In his own words, worship pastor Nathan Parrish developed his TikTok username Original Panda Man because he “was a big guy” and “had dark circles” around his eyes.
Touring with gospel quartets before he became a full time worship pastor, “We stayed up all night long traveling and I didn’t sleep much, so I always looked like a zombie,” he said Dec. 14. “We were riding down the road on a bus one day, and one of my friends looked over and said, ‘You look like a big ol’ panda.’ And it just stuck from there.”
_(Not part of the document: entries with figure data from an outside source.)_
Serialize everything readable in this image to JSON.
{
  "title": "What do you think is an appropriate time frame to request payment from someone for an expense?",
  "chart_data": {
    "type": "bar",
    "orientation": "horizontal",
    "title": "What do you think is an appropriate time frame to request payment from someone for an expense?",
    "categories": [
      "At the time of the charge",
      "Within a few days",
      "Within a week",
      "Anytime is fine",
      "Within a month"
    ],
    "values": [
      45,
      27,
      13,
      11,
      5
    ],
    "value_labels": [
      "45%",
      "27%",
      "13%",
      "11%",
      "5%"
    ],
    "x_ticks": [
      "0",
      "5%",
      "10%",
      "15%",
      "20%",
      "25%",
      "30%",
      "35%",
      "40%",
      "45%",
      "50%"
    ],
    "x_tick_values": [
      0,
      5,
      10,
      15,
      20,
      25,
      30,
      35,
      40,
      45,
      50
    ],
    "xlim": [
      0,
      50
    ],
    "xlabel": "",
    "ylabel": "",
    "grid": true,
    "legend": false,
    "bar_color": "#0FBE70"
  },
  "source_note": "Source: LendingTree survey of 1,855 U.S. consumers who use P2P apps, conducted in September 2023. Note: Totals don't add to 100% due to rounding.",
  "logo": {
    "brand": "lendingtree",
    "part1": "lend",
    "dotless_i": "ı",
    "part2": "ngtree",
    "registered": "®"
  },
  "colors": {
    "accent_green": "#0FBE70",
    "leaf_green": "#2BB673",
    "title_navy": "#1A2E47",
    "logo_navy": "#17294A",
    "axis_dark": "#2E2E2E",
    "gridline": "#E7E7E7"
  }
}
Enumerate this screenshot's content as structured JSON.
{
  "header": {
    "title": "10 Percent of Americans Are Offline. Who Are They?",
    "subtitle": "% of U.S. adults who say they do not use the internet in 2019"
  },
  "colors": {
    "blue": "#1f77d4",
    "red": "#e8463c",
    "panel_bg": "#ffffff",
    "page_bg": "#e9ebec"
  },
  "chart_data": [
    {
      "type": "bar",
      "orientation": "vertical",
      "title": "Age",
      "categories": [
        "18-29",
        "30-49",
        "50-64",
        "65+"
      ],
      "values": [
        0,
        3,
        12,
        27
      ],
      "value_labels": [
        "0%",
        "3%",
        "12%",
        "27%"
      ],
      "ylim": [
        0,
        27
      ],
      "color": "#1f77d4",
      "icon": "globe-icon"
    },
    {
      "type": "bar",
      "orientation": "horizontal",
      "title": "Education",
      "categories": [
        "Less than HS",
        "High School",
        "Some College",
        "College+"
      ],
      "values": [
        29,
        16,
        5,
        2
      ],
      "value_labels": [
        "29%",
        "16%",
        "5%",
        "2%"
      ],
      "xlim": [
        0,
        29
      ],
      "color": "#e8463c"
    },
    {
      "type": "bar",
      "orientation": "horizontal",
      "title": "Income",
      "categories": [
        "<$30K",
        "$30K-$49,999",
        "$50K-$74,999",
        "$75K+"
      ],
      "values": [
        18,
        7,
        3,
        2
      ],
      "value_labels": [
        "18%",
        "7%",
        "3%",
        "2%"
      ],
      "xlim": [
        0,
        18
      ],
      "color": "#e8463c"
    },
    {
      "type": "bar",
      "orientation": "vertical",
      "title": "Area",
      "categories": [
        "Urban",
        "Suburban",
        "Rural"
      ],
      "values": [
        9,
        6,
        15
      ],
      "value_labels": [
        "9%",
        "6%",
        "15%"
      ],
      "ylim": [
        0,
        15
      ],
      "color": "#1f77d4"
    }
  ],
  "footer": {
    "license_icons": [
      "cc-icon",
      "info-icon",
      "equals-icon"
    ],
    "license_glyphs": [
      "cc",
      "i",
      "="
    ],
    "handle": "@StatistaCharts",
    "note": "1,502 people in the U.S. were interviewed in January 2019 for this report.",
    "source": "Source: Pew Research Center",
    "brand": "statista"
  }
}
The Original Panda Man took to TikTok in September at his wife Sarah’s suggestion and expanded to include several online platforms including YouTube, Instagram, Facebook, CashApp and an official website.
The ministry coordinator and worship director of Dutch Cove Missionary Baptist Church in Canton, N.C., uses the platforms to share the unconditional love he learned from a personal relationship with Jesus, forged against the backdrop of a traumatic childhood.
Parrish said his adoptive father and mother were physically and emotionally abusive and eventually turned him over to the care of his adoptive maternal grandparents. For a time, they all lived together and went to church every Sunday, never discussing their struggles outside the home.
Parrish’s first single, “Season Ain’t the Same,” debuted Nov. 5 and gets to the heart of his mission as a pastor, husband, musician and songwriter.
“My main focus is the gospel,” he said, “as long as my life can in some way reflect all that Jesus has done for me and where He’s brought me from and the amazing ways He’s changed my life, as long as His sacrifice comes first. At the end of the day, I don’t matter.”
Parrish has lost about 240 pounds, he shared in one TikTok video and is still on his weight loss journey. At his biggest, he was 603 pounds. His diet as a traveling gospel singer was full of unhealthy fare. He’s always been big, he said, weighing nearly 17 pounds at birth. But when he saw a 650-pound man on television bathing in a horse trough, he knew he had to change.
“I honestly think I had a heart attack one night in my recliner. I was having to sleep in a recliner because I couldn’t sleep in the bed it was so bad,” he said. “I did not go to the doctor, but it was a pretty rough night that night. And it was around that time when I said, ‘Yeah, I’m not going to die, and I’m not going to bathe in a trough in the front yard.’
“I struggled with weight my whole life,” Parrish said. “And so I learned a long time ago that really people are going to talk about somebody; it might as well be you.”
Parrish’s wife Sarah suggested he post videos to TikTok after he created the comic persona “Church Lady” to entertain a youth Bible study group he teaches.
It wasn’t a far-fetched suggestion for Parrish, who began singing as a tenor for The Florida Boys’ Gospel quartet (since disbanded) in 2015, and sang “Amazing Grace” on stage at the Macon County fair when he was 3 years old.
Today, he variously uses humor and traditional and contemporary worship music to honor God. He’s been known to play Baby Shark and Beauty and the Beast during the altar call, he said.
“In all my music, I try to bring it back to God somehow,” he said. “I try to flip a little Jesus into everything I do, even if it sometimes might be a little bit of a stretch for the context.”
(EDITOR’S NOTE – Diana Chandler is Baptist Press’ senior writer.)